American flight attendant arrested in Buenos Aires
A 58-year-old flight attendant has been arrested in Buenos Aires for attempted smuggling. Laura Diana Schulz, who is a purser for American Airlines, and has worked for the company for 28 years, attempted to export quite a few things out of Argentina. This incident occurred on AA900 from Buenos Aires to Miami on September 23, 2021, but has only been made public in the past few days.
While placing her belongings on the airport x-ray machine, the airport police noticed some strange things in her luggage. The police allegedly needed a court order to search the bag (which I’m a bit confused about), and then it was discovered just how much she had in her bags. The flight attendant was carrying the following without declaring it:
- $11,413 in cash, as well as smaller amounts of Argentinian pesos and Colombian pesos
- Three gold bars that included 2.2kg of gold
- Old coins
- Three vintage watches, including two Rolexes and an Audemars Piguet
- Five rings
- A pin
- Four bracelets
- Two necklaces
An appraisal suggests that the flight attendant was carrying over $111,000 in goods.
Interestingly Schulz is a native of Bariloche, Argentina, and in 1981 she was the National Snow Queen. It’s not entirely clear to me whether she was based in Buenos Aires (American has a crew base there, so I’d assume so), or if she now lives in the United States, and was just working a trip to Argentina.
What was the flight attendant’s excuse?
Schulz initially refused to testify, but after a few days presented a letter that provided an explanation for what occurred.
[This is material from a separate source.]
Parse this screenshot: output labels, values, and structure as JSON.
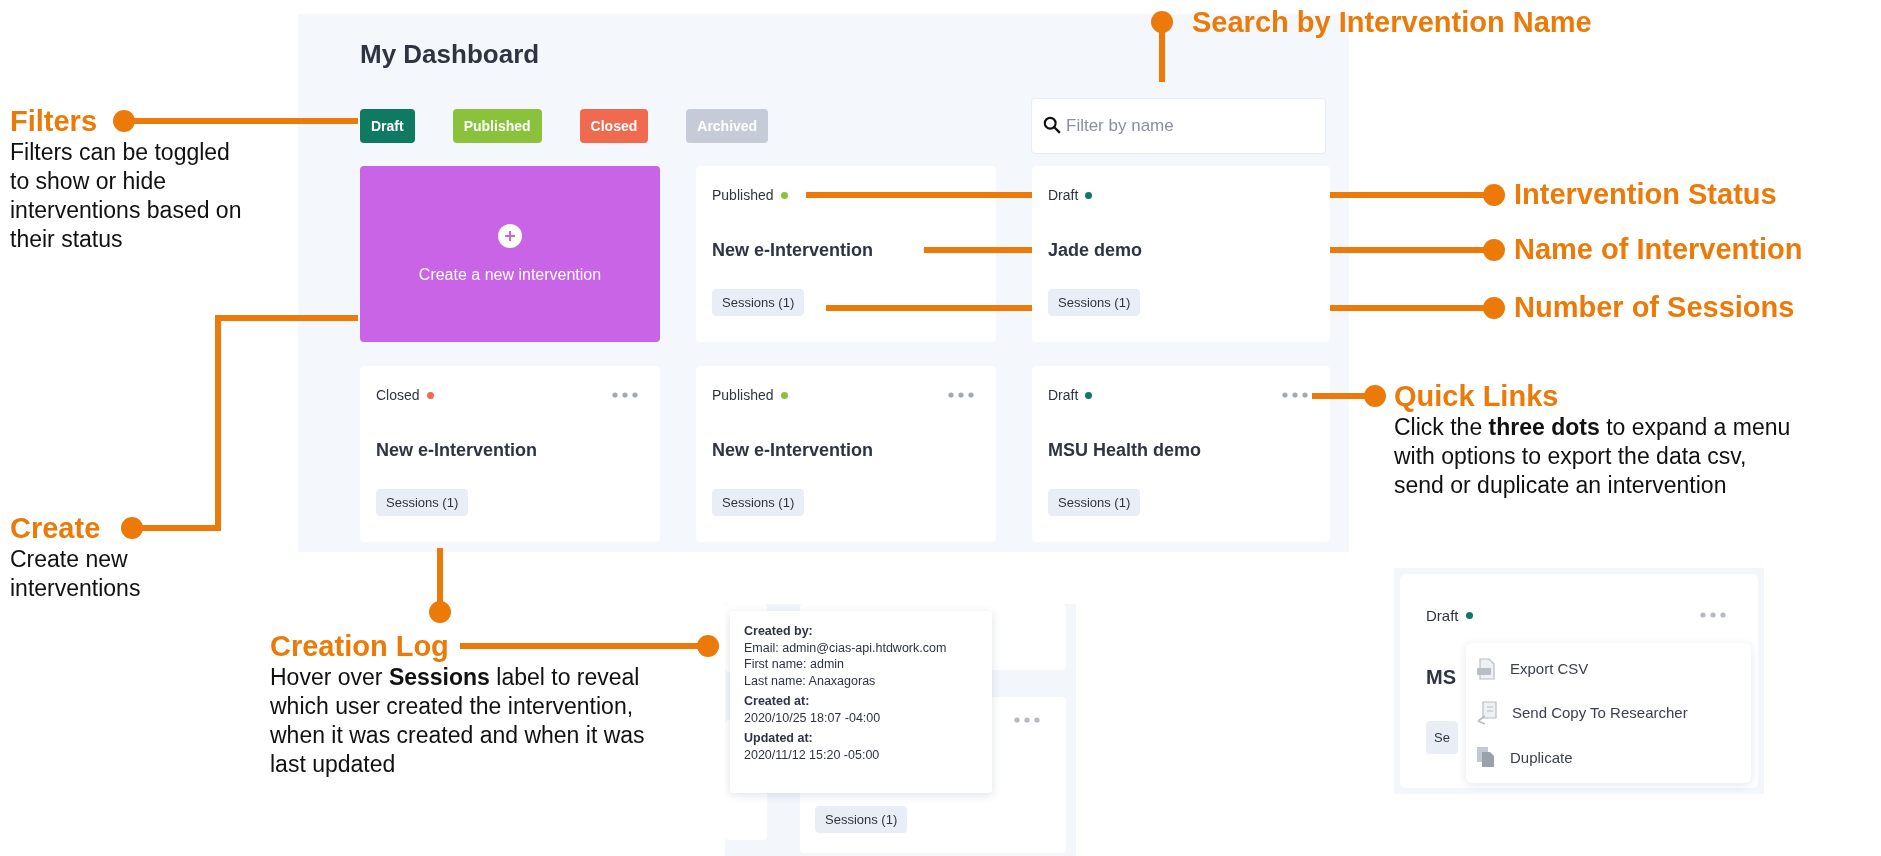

She claimed:
- All the money belonged to her
- She found some of the coins, and others were through inflight donations made by passengers
- The jewels came from a family inheritance
Of course it seems pretty clear that this wasn’t the case:
- Evidence was found that she had long conversations on WhatsApp about the items to be smuggled
- There was no documentation to support her alleged family inheritance
- Some of the items were painted black in order to conceal that there was gold underneath.
It remains to be seen what kind of a punishment Schulz will face for this attempted smuggling.
Of course international smuggling is extremely common, and that includes among airline employees. While most airline employees would never risk their careers for this, for a small minority of people it’s very easy money that they can’t say no to. The flight attendant’s intent here seems pretty clear, based on what investigators found.